Real Madrid don’t shake it up too much either, having just beaten Athletic Bilbao 4-2 at the Bernabeu. Marcelo and Isco come in; Danilo and Mateo Kovacic make way.
7.00pm GMT
Roma: Szczesny, Florenzi, Manolas, Rudiger, Digne, Pjanic, Vainqueur, Nainggolan, Salah, Perotti, El Shaarawy.
Subs: De Sanctis, Dzeko, Totti, Maicon, Falque, De Rossi, Keita.
Real Madrid: Navas, Carvajal, Sergio Ramos, Varane, Marcelo, Modric, Kroos, Isco, Rodriguez, Benzema, Ronaldo.
Subs: Casilla, Nacho, Casemiro, Kovacic, Lucas, Jese, Danilo.
11.40am GMT
Here’s the scale of Roma’s task in this Round of 16 tie. Since losing to Villarreal just before Christmas, Real Madrid have embarked on a nine-match unbeaten run. In the process of totting up seven wins and a couple of draws, they’ve scored 37 goals, a rate of just over four per game. Cristiano Ronaldo has scored nine of them. Karim Benzema meanwhile has scored 16 goals in his past 12 outings, including two hat-tricks. Ulp.

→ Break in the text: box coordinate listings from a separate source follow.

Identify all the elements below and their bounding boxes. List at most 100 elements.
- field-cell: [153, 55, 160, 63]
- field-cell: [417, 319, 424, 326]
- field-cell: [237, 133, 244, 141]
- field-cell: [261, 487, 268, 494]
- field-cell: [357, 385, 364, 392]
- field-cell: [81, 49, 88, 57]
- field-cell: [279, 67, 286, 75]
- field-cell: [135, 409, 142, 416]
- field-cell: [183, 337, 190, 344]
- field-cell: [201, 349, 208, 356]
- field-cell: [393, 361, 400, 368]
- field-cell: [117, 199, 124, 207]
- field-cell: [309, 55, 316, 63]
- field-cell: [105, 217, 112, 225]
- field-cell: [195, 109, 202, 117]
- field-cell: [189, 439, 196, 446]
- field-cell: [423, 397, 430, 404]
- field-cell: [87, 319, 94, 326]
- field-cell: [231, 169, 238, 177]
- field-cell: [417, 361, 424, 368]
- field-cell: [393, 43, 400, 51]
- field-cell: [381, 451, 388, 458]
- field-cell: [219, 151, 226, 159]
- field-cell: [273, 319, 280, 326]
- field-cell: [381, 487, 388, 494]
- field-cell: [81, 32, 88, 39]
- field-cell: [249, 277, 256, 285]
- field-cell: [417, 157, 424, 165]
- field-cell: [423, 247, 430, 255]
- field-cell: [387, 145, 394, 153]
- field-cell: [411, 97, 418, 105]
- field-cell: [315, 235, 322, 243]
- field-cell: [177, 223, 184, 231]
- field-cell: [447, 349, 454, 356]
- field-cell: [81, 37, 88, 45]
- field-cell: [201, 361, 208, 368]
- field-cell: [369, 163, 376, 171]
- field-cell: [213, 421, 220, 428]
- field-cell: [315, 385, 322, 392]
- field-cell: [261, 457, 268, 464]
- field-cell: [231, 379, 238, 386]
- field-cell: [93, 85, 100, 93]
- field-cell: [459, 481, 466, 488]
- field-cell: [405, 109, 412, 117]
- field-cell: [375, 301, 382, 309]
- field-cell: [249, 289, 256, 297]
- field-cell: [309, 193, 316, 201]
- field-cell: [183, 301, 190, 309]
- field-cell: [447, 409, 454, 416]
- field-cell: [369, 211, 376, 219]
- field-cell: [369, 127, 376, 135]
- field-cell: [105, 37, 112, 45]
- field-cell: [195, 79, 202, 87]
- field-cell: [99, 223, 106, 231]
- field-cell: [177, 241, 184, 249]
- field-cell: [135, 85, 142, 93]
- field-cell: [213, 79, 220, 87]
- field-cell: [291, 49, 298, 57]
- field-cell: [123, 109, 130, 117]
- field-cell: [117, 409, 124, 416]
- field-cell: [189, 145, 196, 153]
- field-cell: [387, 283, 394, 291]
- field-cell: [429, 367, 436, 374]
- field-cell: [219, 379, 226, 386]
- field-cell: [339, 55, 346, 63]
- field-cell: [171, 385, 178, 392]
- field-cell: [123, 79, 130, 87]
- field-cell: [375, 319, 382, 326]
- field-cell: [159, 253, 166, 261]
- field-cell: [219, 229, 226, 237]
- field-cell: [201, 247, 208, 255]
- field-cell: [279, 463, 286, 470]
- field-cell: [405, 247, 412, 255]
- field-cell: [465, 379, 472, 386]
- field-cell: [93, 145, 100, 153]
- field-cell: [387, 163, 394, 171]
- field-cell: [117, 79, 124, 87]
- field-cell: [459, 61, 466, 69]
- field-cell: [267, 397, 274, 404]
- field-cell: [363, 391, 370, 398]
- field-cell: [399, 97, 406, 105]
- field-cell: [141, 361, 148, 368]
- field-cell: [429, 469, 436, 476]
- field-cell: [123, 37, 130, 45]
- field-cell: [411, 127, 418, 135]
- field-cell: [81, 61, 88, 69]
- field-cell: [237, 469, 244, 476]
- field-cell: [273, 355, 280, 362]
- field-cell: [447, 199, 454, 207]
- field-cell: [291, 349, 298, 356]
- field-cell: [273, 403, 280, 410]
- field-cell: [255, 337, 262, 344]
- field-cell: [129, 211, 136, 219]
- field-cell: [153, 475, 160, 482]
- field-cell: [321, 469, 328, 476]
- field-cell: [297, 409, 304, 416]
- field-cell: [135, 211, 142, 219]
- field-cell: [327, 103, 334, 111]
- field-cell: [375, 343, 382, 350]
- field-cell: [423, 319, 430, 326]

Roma can’t quite match those stats. And yet the Italian giants are in none too shabby a state themselves. They’ve only lost one game in all competitions since the start of December, a narrow defeat at Serie A force of nature Juventus. The Giallorossi have won their last four matches, with Edin Džeko suddenly relocating his goalscoring chops after a minor drought. They’ll also take succour from the fact they held Real’s domestic rivals Barcelona to a 1-1 draw here at the Stadio Olimpico back in September.